Things settled into a routine, and Rene fast-forwarded until we saw a wreck on lap 34. At the relatively low speeds they were running, compared to the days of yore, this wasn’t anything like spectacular. But there was a fair amount of smoke and mixing of paint before most of the pack got straightened out and either kept rolling or headed for the pits for patch-ups.

Toward the end, the stats showed how the average lap speeds creeped up: about 100 kph in the first third of the race, working up toward 120 kph with 20 laps to go. (Ramirez dropped out about 2/3 of the way through, after pushing about 150 kph in the early going.) Odum had eased off his earlier pace after a close call in that lap 34 wreck; he was no longer the sole occupant of the lead lap, but continued to rack up points. “The question is,” the announcer informed us, “whether he can turn it up if he needs to. Teammate Brian Smith was knocked out in that wreck on lap 34, so he doesn’t have anyone he can easily hook up with for a draft. Meanwhile, Shadduck and Lopez continue to gain ground quick enough to make this a three-way race by the end — or a two-way race if Odum doesn’t kick it up a notch.”

As it turned out, Odum had to pit on lap 95 with a flat tire — the announcers speculated that he’d picked up a piece of debris from the wreck and got a slow leak from it. As luck would have it, Shadduck and Lopez wrecked each other on lap 97; they replayed the wreck and concluded it was inattention on the part of one or both drivers — an amateur move equal to an All-Star shortstop letting a grounder go through his legs. With three laps to go, the remaining eight drivers (out of a starting field of 30) let it all hang out and treated the crowd (and those of us who saw it a day later) to a barnburner. Some guy named Pachulo took the checkered, by maybe half a car-length; Odum finished sixth. The seventh and eighth place finishers literally coasted across, fuel cells completely depleted.

I think I like this version of racing better than the old. Like with most everything else in life, brute force is no longer the answer.



  1. Glad to know that they still have wrecks in 2045. Isn't that what the fans all hope to see? ;-)
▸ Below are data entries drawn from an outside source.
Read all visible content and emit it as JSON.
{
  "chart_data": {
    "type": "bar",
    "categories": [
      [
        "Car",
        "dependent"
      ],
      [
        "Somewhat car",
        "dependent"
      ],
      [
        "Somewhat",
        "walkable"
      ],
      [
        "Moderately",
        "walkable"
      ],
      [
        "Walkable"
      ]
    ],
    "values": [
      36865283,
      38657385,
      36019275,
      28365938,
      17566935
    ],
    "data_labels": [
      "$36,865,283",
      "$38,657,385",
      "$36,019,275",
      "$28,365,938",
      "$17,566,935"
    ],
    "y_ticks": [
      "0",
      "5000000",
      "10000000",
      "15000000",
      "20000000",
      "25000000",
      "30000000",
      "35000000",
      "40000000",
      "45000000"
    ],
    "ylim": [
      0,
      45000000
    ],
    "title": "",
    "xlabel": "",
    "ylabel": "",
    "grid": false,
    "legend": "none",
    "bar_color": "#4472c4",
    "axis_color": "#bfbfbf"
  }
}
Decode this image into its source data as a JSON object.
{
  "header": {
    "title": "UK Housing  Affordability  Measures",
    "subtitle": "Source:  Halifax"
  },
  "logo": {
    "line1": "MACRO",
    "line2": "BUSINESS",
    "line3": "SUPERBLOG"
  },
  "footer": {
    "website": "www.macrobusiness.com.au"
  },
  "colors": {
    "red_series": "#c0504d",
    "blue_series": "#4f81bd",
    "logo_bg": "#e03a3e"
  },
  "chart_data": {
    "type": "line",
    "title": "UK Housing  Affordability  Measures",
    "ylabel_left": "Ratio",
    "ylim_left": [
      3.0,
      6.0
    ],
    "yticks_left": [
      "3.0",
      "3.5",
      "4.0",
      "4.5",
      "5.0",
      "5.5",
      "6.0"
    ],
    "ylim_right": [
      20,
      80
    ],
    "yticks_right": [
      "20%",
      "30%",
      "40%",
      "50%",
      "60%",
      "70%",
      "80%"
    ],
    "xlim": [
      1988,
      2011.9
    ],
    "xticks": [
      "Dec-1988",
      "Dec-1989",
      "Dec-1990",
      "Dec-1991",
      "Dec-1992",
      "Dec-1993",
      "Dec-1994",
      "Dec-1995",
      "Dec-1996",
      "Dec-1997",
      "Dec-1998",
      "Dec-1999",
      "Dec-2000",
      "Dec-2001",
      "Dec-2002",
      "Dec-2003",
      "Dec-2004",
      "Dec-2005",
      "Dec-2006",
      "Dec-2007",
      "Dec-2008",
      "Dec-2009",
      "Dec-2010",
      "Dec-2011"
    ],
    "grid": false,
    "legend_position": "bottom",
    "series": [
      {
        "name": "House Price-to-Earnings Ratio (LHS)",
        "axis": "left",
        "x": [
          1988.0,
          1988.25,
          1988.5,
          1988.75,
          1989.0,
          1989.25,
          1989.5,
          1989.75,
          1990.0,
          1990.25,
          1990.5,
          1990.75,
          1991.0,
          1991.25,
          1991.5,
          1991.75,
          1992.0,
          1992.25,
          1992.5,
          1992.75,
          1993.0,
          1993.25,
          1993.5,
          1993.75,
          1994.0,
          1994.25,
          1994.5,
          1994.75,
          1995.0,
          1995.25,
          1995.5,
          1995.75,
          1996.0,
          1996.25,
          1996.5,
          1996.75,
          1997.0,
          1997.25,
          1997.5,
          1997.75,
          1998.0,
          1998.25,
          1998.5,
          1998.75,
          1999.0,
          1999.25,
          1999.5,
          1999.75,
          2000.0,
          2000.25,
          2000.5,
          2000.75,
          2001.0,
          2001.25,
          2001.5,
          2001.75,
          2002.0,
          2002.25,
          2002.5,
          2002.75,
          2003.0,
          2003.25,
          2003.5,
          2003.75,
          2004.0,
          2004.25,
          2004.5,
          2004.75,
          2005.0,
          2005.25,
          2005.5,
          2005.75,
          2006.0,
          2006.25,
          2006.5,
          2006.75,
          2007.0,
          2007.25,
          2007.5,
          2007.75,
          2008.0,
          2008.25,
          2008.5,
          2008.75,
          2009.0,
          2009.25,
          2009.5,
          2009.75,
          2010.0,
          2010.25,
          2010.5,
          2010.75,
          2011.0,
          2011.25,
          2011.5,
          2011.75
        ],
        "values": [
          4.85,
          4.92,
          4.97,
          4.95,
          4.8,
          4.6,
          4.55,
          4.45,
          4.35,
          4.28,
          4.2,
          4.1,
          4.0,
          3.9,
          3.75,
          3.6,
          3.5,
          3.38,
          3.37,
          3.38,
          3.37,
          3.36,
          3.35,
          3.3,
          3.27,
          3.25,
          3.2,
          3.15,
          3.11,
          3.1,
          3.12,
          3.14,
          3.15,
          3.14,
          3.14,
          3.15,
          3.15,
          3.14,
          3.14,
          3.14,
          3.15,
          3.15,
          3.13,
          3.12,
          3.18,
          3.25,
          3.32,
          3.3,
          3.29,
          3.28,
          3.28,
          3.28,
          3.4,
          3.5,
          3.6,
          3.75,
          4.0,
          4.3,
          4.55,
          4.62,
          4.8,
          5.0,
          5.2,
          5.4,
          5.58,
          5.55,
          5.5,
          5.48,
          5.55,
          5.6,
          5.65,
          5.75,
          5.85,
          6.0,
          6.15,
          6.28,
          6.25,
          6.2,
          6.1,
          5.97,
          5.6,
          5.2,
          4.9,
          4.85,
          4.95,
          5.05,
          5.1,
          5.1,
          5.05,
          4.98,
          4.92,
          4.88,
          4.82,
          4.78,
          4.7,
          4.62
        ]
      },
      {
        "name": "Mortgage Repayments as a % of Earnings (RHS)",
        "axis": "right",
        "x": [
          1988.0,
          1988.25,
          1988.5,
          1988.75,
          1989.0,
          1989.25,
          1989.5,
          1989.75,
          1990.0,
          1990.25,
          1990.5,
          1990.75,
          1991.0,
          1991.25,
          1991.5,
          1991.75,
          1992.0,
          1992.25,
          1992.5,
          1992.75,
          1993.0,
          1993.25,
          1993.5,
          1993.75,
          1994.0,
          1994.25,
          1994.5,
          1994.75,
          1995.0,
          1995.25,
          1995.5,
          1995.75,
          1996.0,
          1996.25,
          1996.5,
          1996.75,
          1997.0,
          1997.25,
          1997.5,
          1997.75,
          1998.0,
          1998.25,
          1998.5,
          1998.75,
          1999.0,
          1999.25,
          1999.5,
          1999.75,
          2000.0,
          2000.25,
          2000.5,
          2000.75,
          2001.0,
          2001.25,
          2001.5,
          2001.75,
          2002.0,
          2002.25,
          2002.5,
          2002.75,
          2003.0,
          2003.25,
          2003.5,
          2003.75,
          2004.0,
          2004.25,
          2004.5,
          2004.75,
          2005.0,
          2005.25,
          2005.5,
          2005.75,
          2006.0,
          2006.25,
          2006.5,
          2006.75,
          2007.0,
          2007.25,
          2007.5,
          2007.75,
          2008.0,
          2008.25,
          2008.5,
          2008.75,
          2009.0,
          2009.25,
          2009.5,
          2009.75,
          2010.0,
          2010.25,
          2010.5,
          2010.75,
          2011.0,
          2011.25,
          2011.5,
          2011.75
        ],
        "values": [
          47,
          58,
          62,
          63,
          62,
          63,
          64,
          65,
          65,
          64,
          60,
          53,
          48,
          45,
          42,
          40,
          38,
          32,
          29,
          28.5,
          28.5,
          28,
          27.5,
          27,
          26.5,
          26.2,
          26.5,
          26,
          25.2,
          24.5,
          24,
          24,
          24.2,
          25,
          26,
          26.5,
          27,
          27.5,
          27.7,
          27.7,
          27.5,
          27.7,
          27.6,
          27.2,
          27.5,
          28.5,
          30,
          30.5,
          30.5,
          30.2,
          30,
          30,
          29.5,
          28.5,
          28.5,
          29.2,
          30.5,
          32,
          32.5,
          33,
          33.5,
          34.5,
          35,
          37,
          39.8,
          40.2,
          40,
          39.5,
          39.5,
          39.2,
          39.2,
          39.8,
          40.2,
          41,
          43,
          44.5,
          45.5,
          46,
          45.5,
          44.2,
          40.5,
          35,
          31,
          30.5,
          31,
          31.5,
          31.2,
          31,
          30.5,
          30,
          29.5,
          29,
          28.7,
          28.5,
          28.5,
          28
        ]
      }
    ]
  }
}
  2. I am sitting here trying to imagine a Nascar race without sound. You gotta wonder what it would sound like.

  3. Hey guys!

    Boran, you probably have a good point there. Wrecks can still be pretty spectacular at today's highway speeds, and Future NASCAR might require trade-offs: traction or distance? Teams opting for narrow, hard tires would spin out easier, but might get enough extra juice to make it worth the risk.

    Wooly, there would be sound: electric motors whirring, wind, tires on pavement… and the squealing noises of tires at the edge of losing traction wouldn't be drowned out by engine noises. Those track-side cameras would pick up the zinnnggg of cars going by, it just wouldn't be ear-splitting.